Problem

Compare two version numbers version1 and version2.
If version1 > version2 return 1, if version1 < version2 return -1, otherwise return 0.

You may assume that the version strings are non-empty and contain only digits and the . character.
The . character does not represent a decimal point and is used to separate number sequences.
For instance, 2.5 is not "two and a half" or "half way to version three", it is the fifth second-level revision of the second first-level revision.

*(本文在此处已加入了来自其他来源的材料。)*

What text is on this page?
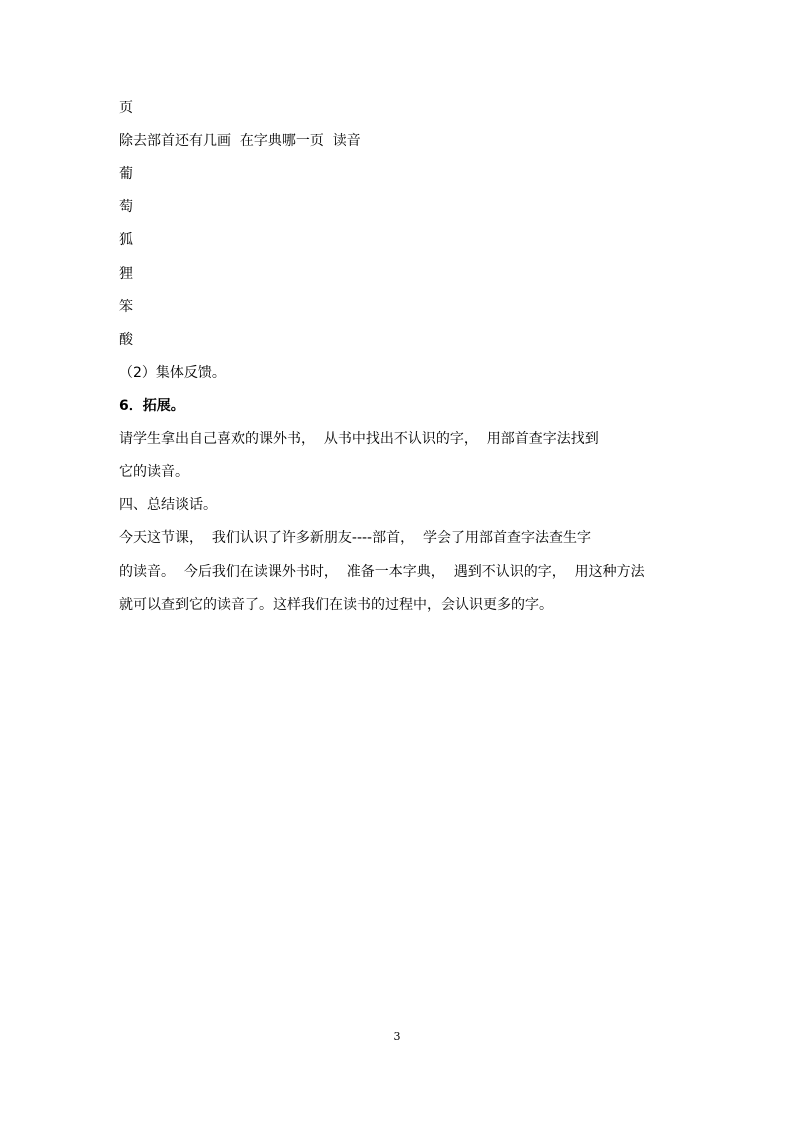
页
除去部首还有几画  在字典哪一页  读音
葡
萄
狐
狸
笨
酸
（2）集体反馈。
6．拓展。
请学生拿出自己喜欢的课外书，  从书中找出不认识的字，  用部首查字法找到
它的读音。
四、总结谈话。
今天这节课，  我们认识了许多新朋友----部首，  学会了用部首查字法查生字
的读音。  今后我们在读课外书时，  准备一本字典，  遇到不认识的字，  用这种方法
就可以查到它的读音了。这样我们在读书的过程中，会认识更多的字。
3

Here is an example of version numbers ordering:

0.1 < 1.1 < 1.2 < 13.37

Note

看到一个巧妙的解法，分享一下：
将version1，version2都转换为char array，然后分别用两个指针s1, i1和s2, i2展开循环。
首先找整数部分的坐标段，s1和s2都指向初值0，令i1和i2一直向后遍历到小数点为止。
然后用Integer.valueOf(someStr.substring(s1, i1))将version1, version2的整数段转化为数值，进行比较：若结果为大于或小于关系，直接返回结果；若结果为相等，进行小数部分的比较。
比较小数大小，只比高位即可，所以可以沿用这个循环，只需要继续用i1和i2向后移动，同时赋坐标值给s1和s2。这样转化数值函数中的小数段每次遍历就只有一个字符：str.substring(i1, i1)，即str.charAt(i1)。

Solution

public class Solution {
    public int compareVersion(String version1, String version2) {
    char[] v1 = version1.toCharArray();
    char[] v2 = version2.toCharArray();
    int i1 = 0,i2 = 0;
    int s1 = 0,s2 = 0;
    while(i1 < v1.length || i2 < v2.length){
        while(i1 < v1.length && v1[i1] != '.') i1++;
        while(i2 < v2.length && v2[i2] != '.') i2++;
        int a = s1 < v1.length ? Integer.valueOf(version1.substring(s1,i1)) : 0;
        int b = s2 < v2.length ? Integer.valueOf(version2.substring(s2,i2)) : 0;
        if(a > b) return 1;
        if(a < b) return -1;
        s1 = ++i1;
        s2 = ++i2;
    }
    return 0;
    }
}